If it fits, that is a very wise question to ask. It took some humility. I totally related and had a few specific comments. But my main suggestion was to go to the new instructor across the field. She was on her game and excited and would readily move him through the local flight planning tools and new-guy elements of general aviation.

Just having landed a Boeing 777 from Japan doesn’t diminish the training one would need to then fly a Piper Cub into an busy non-tower airport. If needed, this training update would certainly be on ‘The List’ before flying my new plane. One may have to lay the ego aside for a few hours when asking a lowly civilian things like “How high do I HAVE to be when flying over this little remote airport here…?
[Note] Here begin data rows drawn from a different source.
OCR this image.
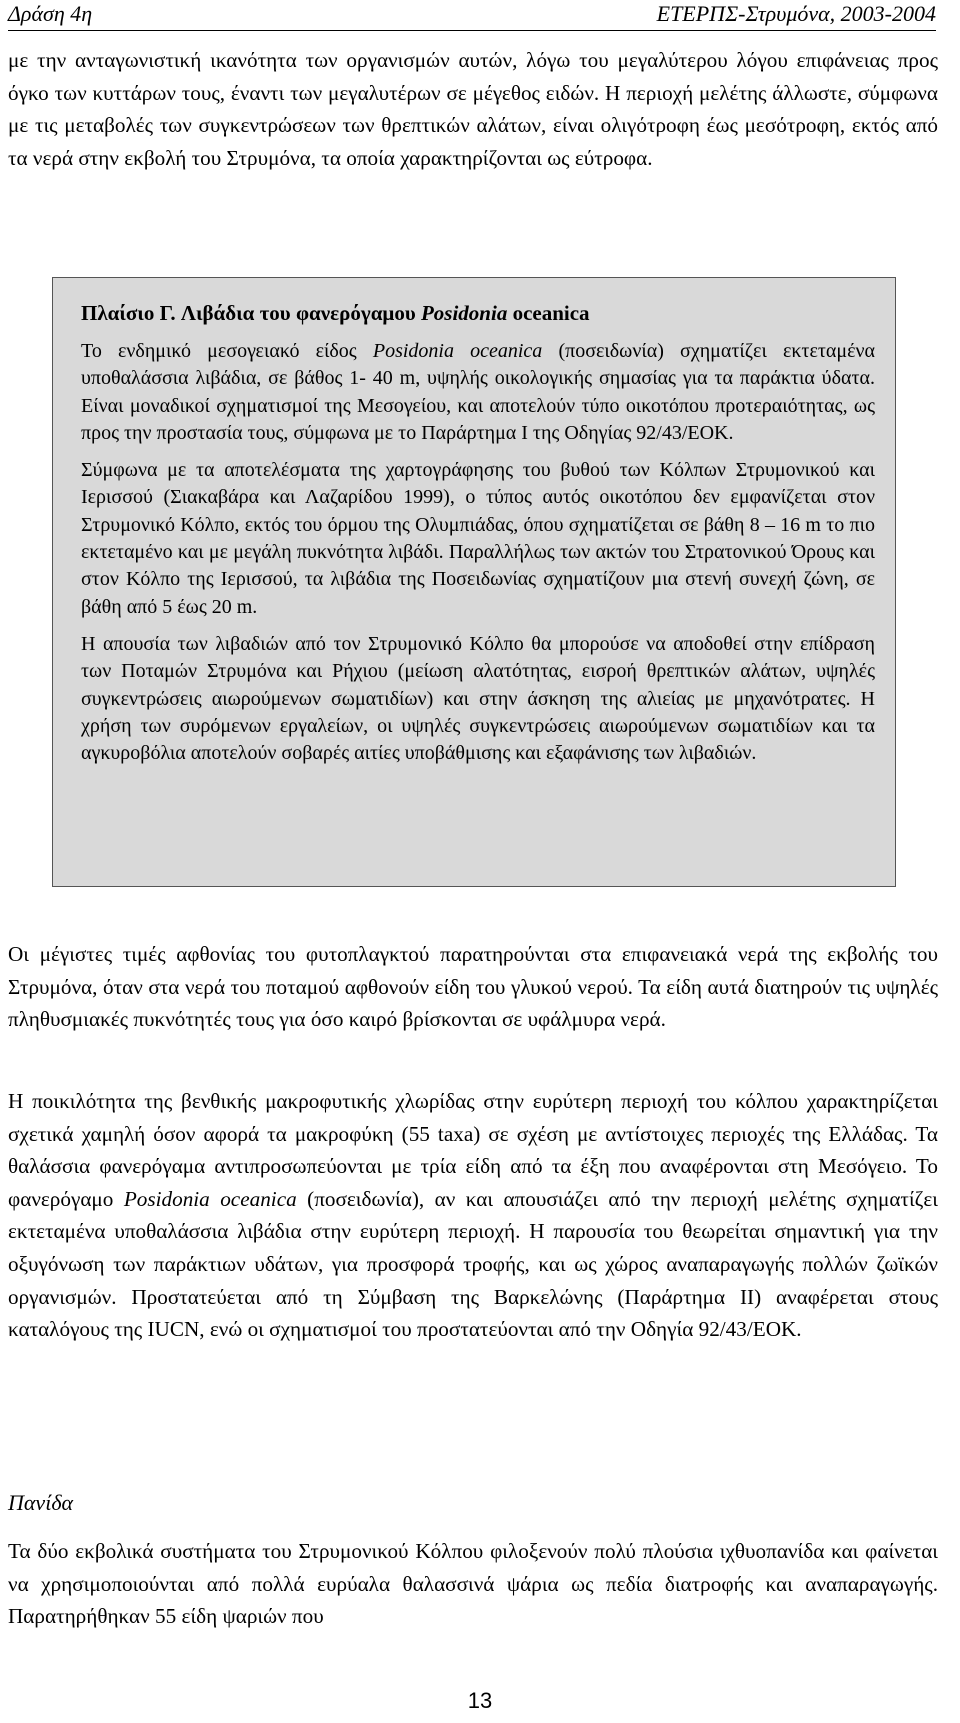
Δράση 4η	ΕΤΕΡΠΣ-Στρυμόνα, 2003-2004

με την ανταγωνιστική ικανότητα των οργανισμών αυτών, λόγω του μεγαλύτερου λόγου επιφάνειας προς όγκο των κυττάρων τους, έναντι των μεγαλυτέρων σε μέγεθος ειδών. Η περιοχή μελέτης άλλωστε, σύμφωνα με τις μεταβολές των συγκεντρώσεων των θρεπτικών αλάτων, είναι ολιγότροφη έως μεσότροφη, εκτός από τα νερά στην εκβολή του Στρυμόνα, τα οποία χαρακτηρίζονται ως εύτροφα.

Πλαίσιο Γ. Λιβάδια του φανερόγαμου Posidonia oceanica

Το ενδημικό μεσογειακό είδος Posidonia oceanica (ποσειδωνία) σχηματίζει εκτεταμένα υποθαλάσσια λιβάδια, σε βάθος 1- 40 m, υψηλής οικολογικής σημασίας για τα παράκτια ύδατα. Είναι μοναδικοί σχηματισμοί της Μεσογείου, και αποτελούν τύπο οικοτόπου προτεραιότητας, ως προς την προστασία τους, σύμφωνα με το Παράρτημα Ι της Οδηγίας 92/43/ΕΟΚ.

Σύμφωνα με τα αποτελέσματα της χαρτογράφησης του βυθού των Κόλπων Στρυμονικού και Ιερισσού (Σιακαβάρα και Λαζαρίδου 1999), ο τύπος αυτός οικοτόπου δεν εμφανίζεται στον Στρυμονικό Κόλπο, εκτός του όρμου της Ολυμπιάδας, όπου σχηματίζεται σε βάθη 8 – 16 m το πιο εκτεταμένο και με μεγάλη πυκνότητα λιβάδι. Παραλλήλως των ακτών του Στρατονικού Όρους και στον Κόλπο της Ιερισσού, τα λιβάδια της Ποσειδωνίας σχηματίζουν μια στενή συνεχή ζώνη, σε βάθη από 5 έως 20 m.

Η απουσία των λιβαδιών από τον Στρυμονικό Κόλπο θα μπορούσε να αποδοθεί στην επίδραση των Ποταμών Στρυμόνα και Ρήχιου (μείωση αλατότητας, εισροή θρεπτικών αλάτων, υψηλές συγκεντρώσεις αιωρούμενων σωματιδίων) και στην άσκηση της αλιείας με μηχανότρατες. Η χρήση των συρόμενων εργαλείων, οι υψηλές συγκεντρώσεις αιωρούμενων σωματιδίων και τα αγκυροβόλια αποτελούν σοβαρές αιτίες υποβάθμισης και εξαφάνισης των λιβαδιών.

Οι μέγιστες τιμές αφθονίας του φυτοπλαγκτού παρατηρούνται στα επιφανειακά νερά της εκβολής του Στρυμόνα, όταν στα νερά του ποταμού αφθονούν είδη του γλυκού νερού. Τα είδη αυτά διατηρούν τις υψηλές πληθυσμιακές πυκνότητές τους για όσο καιρό βρίσκονται σε υφάλμυρα νερά.

Η ποικιλότητα της βενθικής μακροφυτικής χλωρίδας στην ευρύτερη περιοχή του κόλπου χαρακτηρίζεται σχετικά χαμηλή όσον αφορά τα μακροφύκη (55 taxa) σε σχέση με αντίστοιχες περιοχές της Ελλάδας. Τα θαλάσσια φανερόγαμα αντιπροσωπεύονται με τρία είδη από τα έξη που αναφέρονται στη Μεσόγειο. Το φανερόγαμο Posidonia oceanica (ποσειδωνία), αν και απουσιάζει από την περιοχή μελέτης σχηματίζει εκτεταμένα υποθαλάσσια λιβάδια στην ευρύτερη περιοχή. Η παρουσία του θεωρείται σημαντική για την οξυγόνωση των παράκτιων υδάτων, για προσφορά τροφής, και ως χώρος αναπαραγωγής πολλών ζωϊκών οργανισμών. Προστατεύεται από τη Σύμβαση της Βαρκελώνης (Παράρτημα ΙΙ) αναφέρεται στους καταλόγους της IUCN, ενώ οι σχηματισμοί του προστατεύονται από την Οδηγία 92/43/ΕΟΚ.

Πανίδα

Τα δύο εκβολικά συστήματα του Στρυμονικού Κόλπου φιλοξενούν πολύ πλούσια ιχθυοπανίδα και φαίνεται να χρησιμοποιούνται από πολλά ευρύαλα θαλασσινά ψάρια ως πεδία διατροφής και αναπαραγωγής. Παρατηρήθηκαν 55 είδη ψαριών που

13
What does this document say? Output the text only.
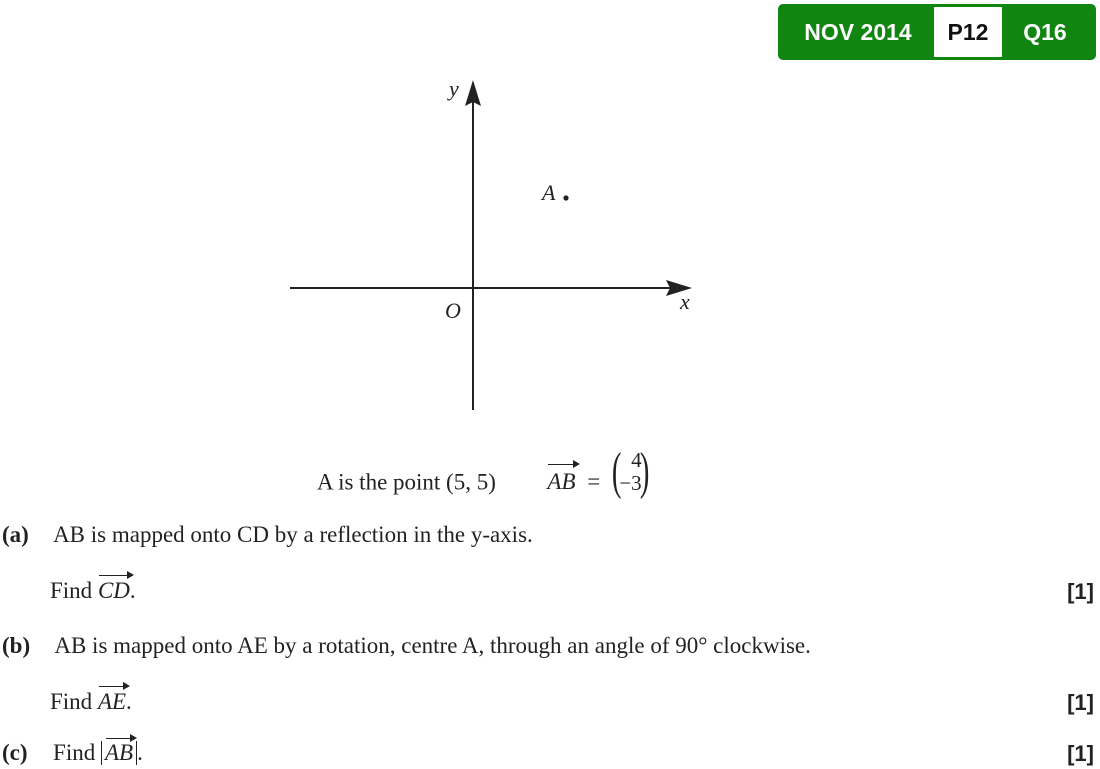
NOV 2014	P12	Q16
y
x
O
A
A is the point (5, 5) AB = ( 4
−3
)
(a) AB is mapped onto CD by a reflection in the y-axis.
Find CD.	[1]
(b) AB is mapped onto AE by a rotation, centre A, through an angle of 90° clockwise.
Find AE.	[1]
(c) Find AB .	[1]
He stopped in a few weeks later, excited about the trip he had made in his two-seater using only 12 gallons per hour. This time I just listened and didn’t mention having flown in a couple of planes like his, and how EZ spoiled I was. He later flew with me, and again I didn’t have to say anything.

Headin home
I am getting better with my kids at just listening to their question and answering that one. Hopefully that makes trips with them in the plane more enjoyable for them.
The whole Thanksgiving trip was great, but the last leg was a time that I look back on as kinda what Burt and Orville and Wilbur might have seen out ahead as they did the work to get a workable plane in the air. I made this flight the same way Lindberg flew. Ahh, the simple life.

Climbing out solo from Atlanta, the flurry of the last few days settles into the background. The one-forty mph cruise-climb gets me to eleven-five and well down the road. With the mode C blinking I level off and get in rhythm with best-friend-at-the-moment Lycoming and settle in for the four hour run. I think about the CD player and decide just to go with the flow and hum along with the engine. Sweet.

The headset comes off. With earplugs the headrest speaker works fine until I need to talk. The flow includes regular sequencing of the sectional map, although on this familiar route the airports and landmarks appear in my head and I am looking for them just a little before they come into focus . I like the scan pattern from the sky to the instruments to the map to the sky. The plane disappears around me and we somehow float almost silently along.

The grey slashes appear in the distance. Friends. Over the nose they begin to gently reveal their identity by their direction or position from town or the river or by their X or triangle. As they float under the canard, through the side window I can further invade their personality, spotting a crop duster or RV or Lear. They all seem a little aloof but some have offered relief or fuel or a crisp BLT.

The Eze chair is skimming me along over the greenery with one wing in Arkansas and the other in Louisiana. The calm rhythm now includes the ticking down of minutes and miles to Fort Worth Spinks. The two grey slashes and open hangars in Mineola welcome a little closer to home, having once offered safe harbor after the crank shaft accessory gear and bolt and pin had a parting of the ways.

Each year at Thanksgiving I try to read Victor Belenko’s MIG PILOT (by John Barron). It reminds me of how fortunate we are in this country. I enjoy reading his struggle that leads him to find his own way to nutrition and education and truth. And freedom.

Moments in time like this Thanksgiving flight push us through a common experience of agreeing with the maker of the molecules and those that went before us, that this works and this is good.
-You get to figure out what ‘this’ is for you.

The flight and the book have me positioned again that freedom, personal and national, is a struggle, a struggle that isn’t to be missed, or crunched through too quickly. I wonder again if the price of flight is too steep. But I’ll figure that out later.